Sarah Bush, Eagle Mountain, Utah

Sarah Bush is 16 years out from the shooting that changed her life. She was a sophomore at Columbine High School in Colorado when the massacre happened.

"I still have nightmares, they don't haunt me as much as they used to and I'm sad to say I'm used to waking up feeling that fear," she says.

Now, she says every time there's news of another mass shooting the fear creeps in again.

"You know, when it will be in my home town again?" she says. "When will it be my kids at school?"

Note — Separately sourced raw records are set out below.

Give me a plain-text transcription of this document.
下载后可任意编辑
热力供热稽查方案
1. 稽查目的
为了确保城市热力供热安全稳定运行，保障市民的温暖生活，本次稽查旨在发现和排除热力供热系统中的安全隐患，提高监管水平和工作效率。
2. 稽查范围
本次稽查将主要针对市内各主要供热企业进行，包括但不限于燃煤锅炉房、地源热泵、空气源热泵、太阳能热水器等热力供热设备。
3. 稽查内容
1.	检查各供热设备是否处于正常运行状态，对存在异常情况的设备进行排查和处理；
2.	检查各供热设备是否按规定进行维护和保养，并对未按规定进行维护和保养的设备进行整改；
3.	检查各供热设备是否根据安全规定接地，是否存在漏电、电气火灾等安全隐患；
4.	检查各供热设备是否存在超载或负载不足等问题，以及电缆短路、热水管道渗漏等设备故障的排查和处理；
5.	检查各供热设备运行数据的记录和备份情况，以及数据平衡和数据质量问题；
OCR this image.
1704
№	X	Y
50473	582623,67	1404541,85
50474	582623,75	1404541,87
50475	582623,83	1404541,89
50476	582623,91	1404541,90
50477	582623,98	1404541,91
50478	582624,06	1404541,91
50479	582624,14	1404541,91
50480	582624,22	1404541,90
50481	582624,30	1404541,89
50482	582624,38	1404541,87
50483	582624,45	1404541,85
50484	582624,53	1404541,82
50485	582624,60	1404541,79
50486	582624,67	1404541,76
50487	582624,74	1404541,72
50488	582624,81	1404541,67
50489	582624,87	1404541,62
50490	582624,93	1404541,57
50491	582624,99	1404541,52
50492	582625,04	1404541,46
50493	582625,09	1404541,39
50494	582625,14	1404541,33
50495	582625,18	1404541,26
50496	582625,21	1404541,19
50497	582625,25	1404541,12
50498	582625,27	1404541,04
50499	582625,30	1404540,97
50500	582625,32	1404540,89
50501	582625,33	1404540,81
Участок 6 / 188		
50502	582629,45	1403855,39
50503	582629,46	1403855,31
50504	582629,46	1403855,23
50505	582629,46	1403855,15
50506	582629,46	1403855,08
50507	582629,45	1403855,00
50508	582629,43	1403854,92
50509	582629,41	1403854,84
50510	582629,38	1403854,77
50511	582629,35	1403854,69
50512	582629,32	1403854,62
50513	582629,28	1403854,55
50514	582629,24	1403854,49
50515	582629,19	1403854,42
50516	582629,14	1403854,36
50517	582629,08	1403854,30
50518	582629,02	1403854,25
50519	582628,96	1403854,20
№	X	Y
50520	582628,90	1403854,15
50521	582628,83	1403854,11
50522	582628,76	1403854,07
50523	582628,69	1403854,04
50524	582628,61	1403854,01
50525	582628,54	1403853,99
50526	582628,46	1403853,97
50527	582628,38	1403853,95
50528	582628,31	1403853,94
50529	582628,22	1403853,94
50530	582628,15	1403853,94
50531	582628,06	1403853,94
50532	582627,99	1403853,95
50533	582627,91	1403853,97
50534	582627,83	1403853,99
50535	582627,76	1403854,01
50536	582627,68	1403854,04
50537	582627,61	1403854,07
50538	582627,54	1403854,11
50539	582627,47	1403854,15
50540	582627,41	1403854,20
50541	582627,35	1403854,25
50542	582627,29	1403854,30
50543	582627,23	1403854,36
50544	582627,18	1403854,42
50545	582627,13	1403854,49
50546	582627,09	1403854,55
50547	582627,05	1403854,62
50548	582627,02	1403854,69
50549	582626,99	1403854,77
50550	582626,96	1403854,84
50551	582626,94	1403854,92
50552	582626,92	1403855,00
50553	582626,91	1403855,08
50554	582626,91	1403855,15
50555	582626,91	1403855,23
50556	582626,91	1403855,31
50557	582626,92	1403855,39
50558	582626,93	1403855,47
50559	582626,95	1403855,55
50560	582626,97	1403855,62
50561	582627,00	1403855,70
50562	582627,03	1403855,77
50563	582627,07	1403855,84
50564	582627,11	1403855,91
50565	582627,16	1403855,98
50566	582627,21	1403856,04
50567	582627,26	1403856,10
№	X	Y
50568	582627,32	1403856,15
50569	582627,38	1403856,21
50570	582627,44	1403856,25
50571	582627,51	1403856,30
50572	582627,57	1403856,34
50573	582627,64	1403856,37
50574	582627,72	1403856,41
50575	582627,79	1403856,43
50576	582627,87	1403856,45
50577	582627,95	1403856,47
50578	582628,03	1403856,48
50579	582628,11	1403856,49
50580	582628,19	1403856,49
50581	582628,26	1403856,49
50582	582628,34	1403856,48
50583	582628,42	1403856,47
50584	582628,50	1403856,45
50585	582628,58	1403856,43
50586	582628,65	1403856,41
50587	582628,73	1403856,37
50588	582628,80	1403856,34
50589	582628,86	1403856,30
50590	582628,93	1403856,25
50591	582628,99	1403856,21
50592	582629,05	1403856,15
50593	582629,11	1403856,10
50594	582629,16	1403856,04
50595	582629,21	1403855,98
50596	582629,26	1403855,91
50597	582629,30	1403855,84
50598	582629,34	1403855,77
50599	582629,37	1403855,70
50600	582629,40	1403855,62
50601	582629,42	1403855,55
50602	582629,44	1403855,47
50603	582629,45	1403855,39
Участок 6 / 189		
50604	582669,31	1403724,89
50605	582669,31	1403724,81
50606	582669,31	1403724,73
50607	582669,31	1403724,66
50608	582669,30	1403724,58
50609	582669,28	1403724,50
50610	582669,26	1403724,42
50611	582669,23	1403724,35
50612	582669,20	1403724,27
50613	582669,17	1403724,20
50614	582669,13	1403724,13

At 8 years, her oldest of five children is just old enough to start asking questions about news stories he hears people talking about.

"I don't shelter him but I also don't use the detail that an adult might use," she says. "I just say simply there was a bad guy that hurt a bunch of people."

Bush hasn't been alone through this. Her younger sister was also at Columbine on that day, and the experience has brought them closer together.

"We're still best friends, we live five minutes from each other. And every year on the anniversary of the shootings we get together and we'll do something fun," she says. "We'll go get a pedicure, we'll have a girls' night out, we'll stay at a hotel somewhere. But we always try to make it a positive experience to try and turn the karma of that day, turn it to something good instead of focusing on that one bad day."